Corporate PPAs in the ascendancy
The momentum-gathering bull run in corporate power purchase agreements (PPAs) – a direct contract between an electricity consumer and a generator – stood out in the latest RE100 report, with their members reported sourcing 42TWh of renewable electricity with PPAs in 2021, some 28% of their total sourcing of clean power for the year.
Data collected for the first time on the commissioning dates of the power plants from which renewable electricity was being bought by RE100 members showed “strong trends” that PPAs were linked to facilities less than two years old, said Kimmins, “clear evidence that the corporate renewables movement is leading to huge increases in renewable electricity capacity”.
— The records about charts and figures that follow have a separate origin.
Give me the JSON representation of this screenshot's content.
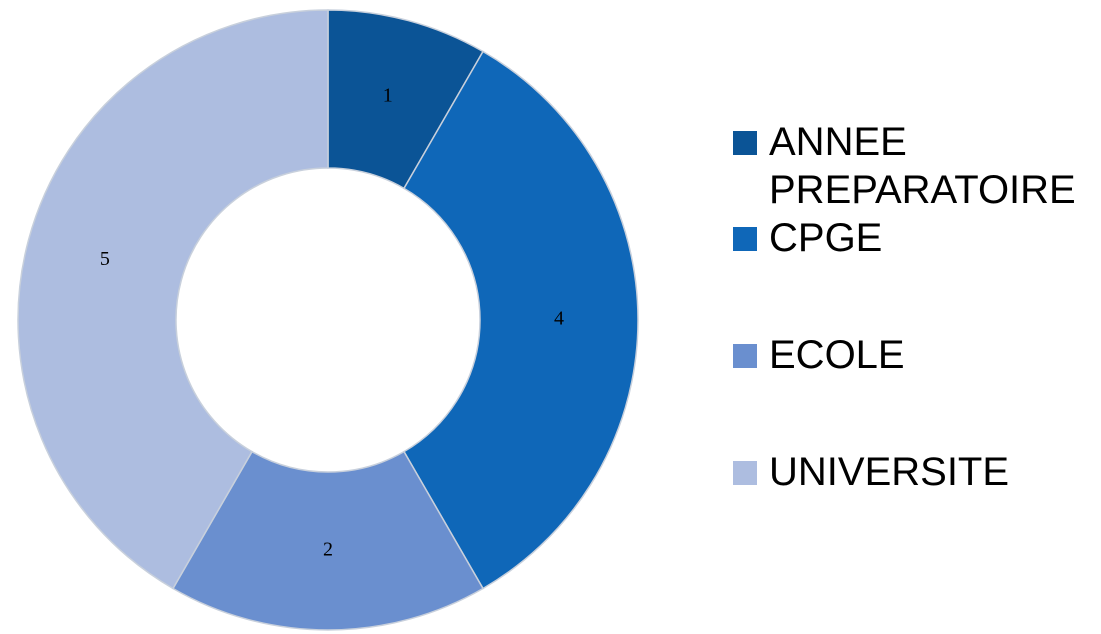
{
  "chart_data": {
    "type": "donut",
    "categories": [
      "ANNEE PREPARATOIRE",
      "CPGE",
      "ECOLE",
      "UNIVERSITE"
    ],
    "values": [
      1,
      4,
      2,
      5
    ],
    "colors": [
      "#0b5496",
      "#0f67b8",
      "#6a8fcf",
      "#adbde0"
    ],
    "legend": "right"
  }
}
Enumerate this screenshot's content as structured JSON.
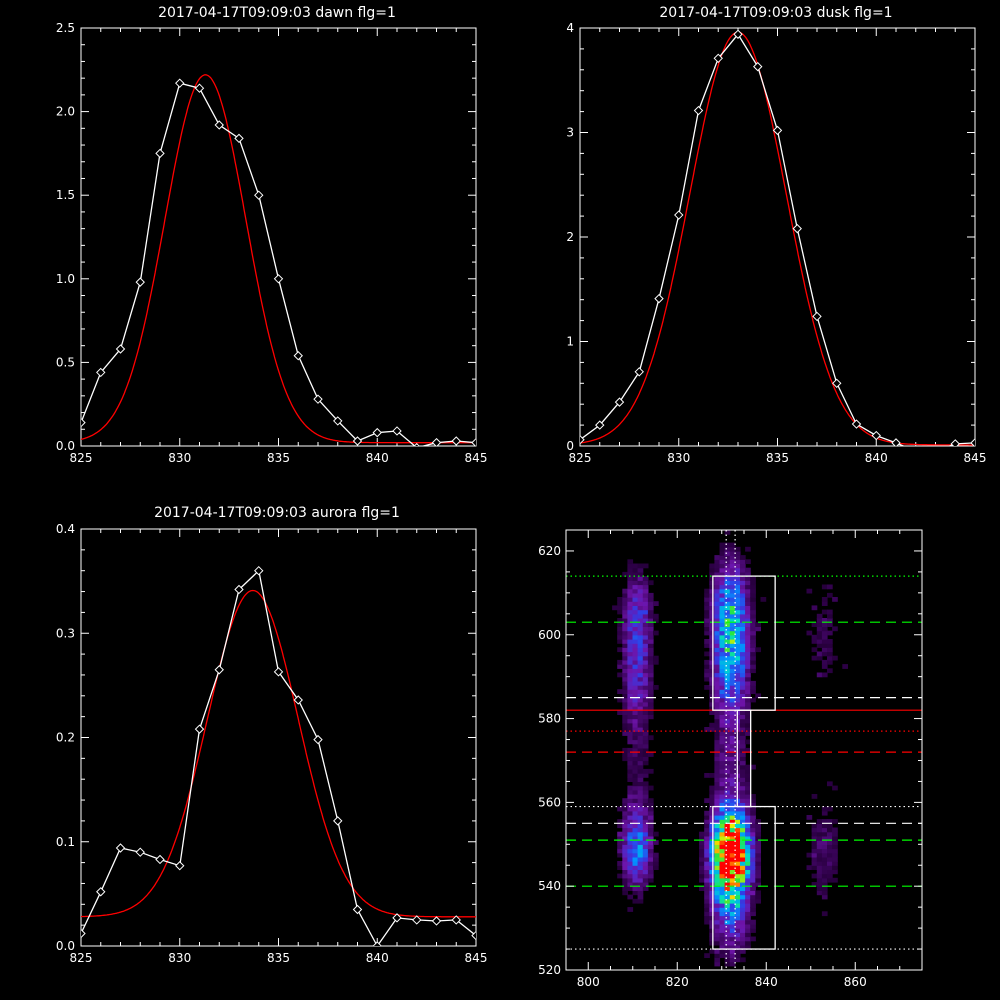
{
  "chart_data": [
    {
      "type": "line",
      "title": "2017-04-17T09:09:03 dawn flg=1",
      "xlim": [
        825,
        845
      ],
      "ylim": [
        0,
        2.5
      ],
      "xticks": [
        "825",
        "830",
        "835",
        "840",
        "845"
      ],
      "yticks": [
        "0.0",
        "0.5",
        "1.0",
        "1.5",
        "2.0",
        "2.5"
      ],
      "series": [
        {
          "color": "#ffffff",
          "marker": "diamond",
          "x": [
            825,
            826,
            827,
            828,
            829,
            830,
            831,
            832,
            833,
            834,
            835,
            836,
            837,
            838,
            839,
            840,
            841,
            842,
            843,
            844,
            845
          ],
          "y": [
            0.14,
            0.44,
            0.58,
            0.98,
            1.75,
            2.17,
            2.14,
            1.92,
            1.84,
            1.5,
            1.0,
            0.54,
            0.28,
            0.15,
            0.03,
            0.08,
            0.09,
            -0.01,
            0.02,
            0.03,
            0.02
          ]
        },
        {
          "color": "#ff0000",
          "fit": "gaussian",
          "amplitude": 2.2,
          "center": 831.3,
          "sigma": 2.05,
          "offset": 0.02
        }
      ]
    },
    {
      "type": "line",
      "title": "2017-04-17T09:09:03 dusk flg=1",
      "xlim": [
        825,
        845
      ],
      "ylim": [
        0,
        4
      ],
      "xticks": [
        "825",
        "830",
        "835",
        "840",
        "845"
      ],
      "yticks": [
        "0",
        "1",
        "2",
        "3",
        "4"
      ],
      "series": [
        {
          "color": "#ffffff",
          "marker": "diamond",
          "x": [
            825,
            826,
            827,
            828,
            829,
            830,
            831,
            832,
            833,
            834,
            835,
            836,
            837,
            838,
            839,
            840,
            841,
            842,
            843,
            844,
            845
          ],
          "y": [
            0.06,
            0.2,
            0.42,
            0.71,
            1.41,
            2.21,
            3.21,
            3.71,
            3.94,
            3.63,
            3.02,
            2.08,
            1.24,
            0.6,
            0.21,
            0.1,
            0.03,
            -0.05,
            -0.05,
            0.02,
            0.03
          ]
        },
        {
          "color": "#ff0000",
          "fit": "gaussian",
          "amplitude": 3.95,
          "center": 833.0,
          "sigma": 2.45,
          "offset": 0.01
        }
      ]
    },
    {
      "type": "line",
      "title": "2017-04-17T09:09:03 aurora flg=1",
      "xlim": [
        825,
        845
      ],
      "ylim": [
        0,
        0.4
      ],
      "xticks": [
        "825",
        "830",
        "835",
        "840",
        "845"
      ],
      "yticks": [
        "0.0",
        "0.1",
        "0.2",
        "0.3",
        "0.4"
      ],
      "series": [
        {
          "color": "#ffffff",
          "marker": "diamond",
          "x": [
            825,
            826,
            827,
            828,
            829,
            830,
            831,
            832,
            833,
            834,
            835,
            836,
            837,
            838,
            839,
            840,
            841,
            842,
            843,
            844,
            845
          ],
          "y": [
            0.012,
            0.052,
            0.094,
            0.09,
            0.083,
            0.077,
            0.208,
            0.265,
            0.342,
            0.36,
            0.263,
            0.236,
            0.198,
            0.12,
            0.035,
            0.0,
            0.027,
            0.025,
            0.024,
            0.025,
            0.01
          ]
        },
        {
          "color": "#ff0000",
          "fit": "gaussian",
          "amplitude": 0.313,
          "center": 833.7,
          "sigma": 2.3,
          "offset": 0.028
        }
      ]
    },
    {
      "type": "heatmap",
      "xlim": [
        795,
        875
      ],
      "ylim": [
        520,
        625
      ],
      "xticks": [
        "800",
        "820",
        "840",
        "860"
      ],
      "yticks": [
        "520",
        "540",
        "560",
        "580",
        "600",
        "620"
      ],
      "blobs": [
        {
          "x": 832,
          "y": 549,
          "sx": 3.0,
          "sy": 7,
          "amp": 1.0
        },
        {
          "x": 832,
          "y": 538,
          "sx": 3.2,
          "sy": 10,
          "amp": 0.45
        },
        {
          "x": 832,
          "y": 605,
          "sx": 3.0,
          "sy": 9,
          "amp": 0.58
        },
        {
          "x": 832,
          "y": 590,
          "sx": 3.0,
          "sy": 8,
          "amp": 0.35
        },
        {
          "x": 832,
          "y": 570,
          "sx": 3.0,
          "sy": 9,
          "amp": 0.2
        },
        {
          "x": 811,
          "y": 549,
          "sx": 2.5,
          "sy": 7,
          "amp": 0.48
        },
        {
          "x": 811,
          "y": 604,
          "sx": 2.5,
          "sy": 9,
          "amp": 0.33
        },
        {
          "x": 811,
          "y": 588,
          "sx": 2.5,
          "sy": 8,
          "amp": 0.22
        },
        {
          "x": 811,
          "y": 570,
          "sx": 2.5,
          "sy": 10,
          "amp": 0.13
        },
        {
          "x": 853,
          "y": 549,
          "sx": 3.0,
          "sy": 9,
          "amp": 0.17
        },
        {
          "x": 853,
          "y": 600,
          "sx": 3.0,
          "sy": 11,
          "amp": 0.13
        }
      ],
      "boxes": [
        {
          "x0": 828,
          "x1": 842,
          "y0": 582,
          "y1": 614
        },
        {
          "x0": 833.5,
          "x1": 836.5,
          "y0": 559,
          "y1": 582
        },
        {
          "x0": 828,
          "x1": 842,
          "y0": 525,
          "y1": 559
        }
      ],
      "hlines": [
        {
          "y": 614,
          "color": "#00ff00",
          "style": "dotted"
        },
        {
          "y": 603,
          "color": "#00ff00",
          "style": "dashed"
        },
        {
          "y": 585,
          "color": "#ffffff",
          "style": "dashed"
        },
        {
          "y": 582,
          "color": "#ff0000",
          "style": "solid"
        },
        {
          "y": 577,
          "color": "#ff0000",
          "style": "dotted"
        },
        {
          "y": 572,
          "color": "#ff0000",
          "style": "dashed"
        },
        {
          "y": 559,
          "color": "#ffffff",
          "style": "dotted"
        },
        {
          "y": 555,
          "color": "#ffffff",
          "style": "dashed"
        },
        {
          "y": 551,
          "color": "#00ff00",
          "style": "dashed"
        },
        {
          "y": 540,
          "color": "#00ff00",
          "style": "dashed"
        },
        {
          "y": 525,
          "color": "#ffffff",
          "style": "dotted"
        }
      ],
      "vlines": [
        {
          "x": 831.0,
          "color": "#ffffff",
          "style": "dotted"
        },
        {
          "x": 833.0,
          "color": "#ffffff",
          "style": "dotted"
        }
      ]
    }
  ]
}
“This is significant in two ways – first of all, this is an entirely new way of thinking about how society pays for renewables – smashing the public and political preconception that installing renewable electricity is a cost to the taxpayer, by clearly demonstrating a model of market-driven energy transition,” he said.
“Secondly the trend is accelerating – corporate purchases via PPA are increasing year on year, taking it beyond a niche movement to a global force.”
Kimmins believes the agreement hammered out by international governments at COP26 in Glasgow last year, “certainly increased pressure on governments to up their ambitions on carbon reduction… [and] to start to recognise the win-win opportunity presented by corporate sourcing of renewables”.
“There was also the agreement [at COP26] to significantly increase money to help developing countries to make the switch to clean energy. A lot of the barriers our members are seeing are in the Asia-Pacific region so significant funding for countries in the region will help to reduce those barriers.”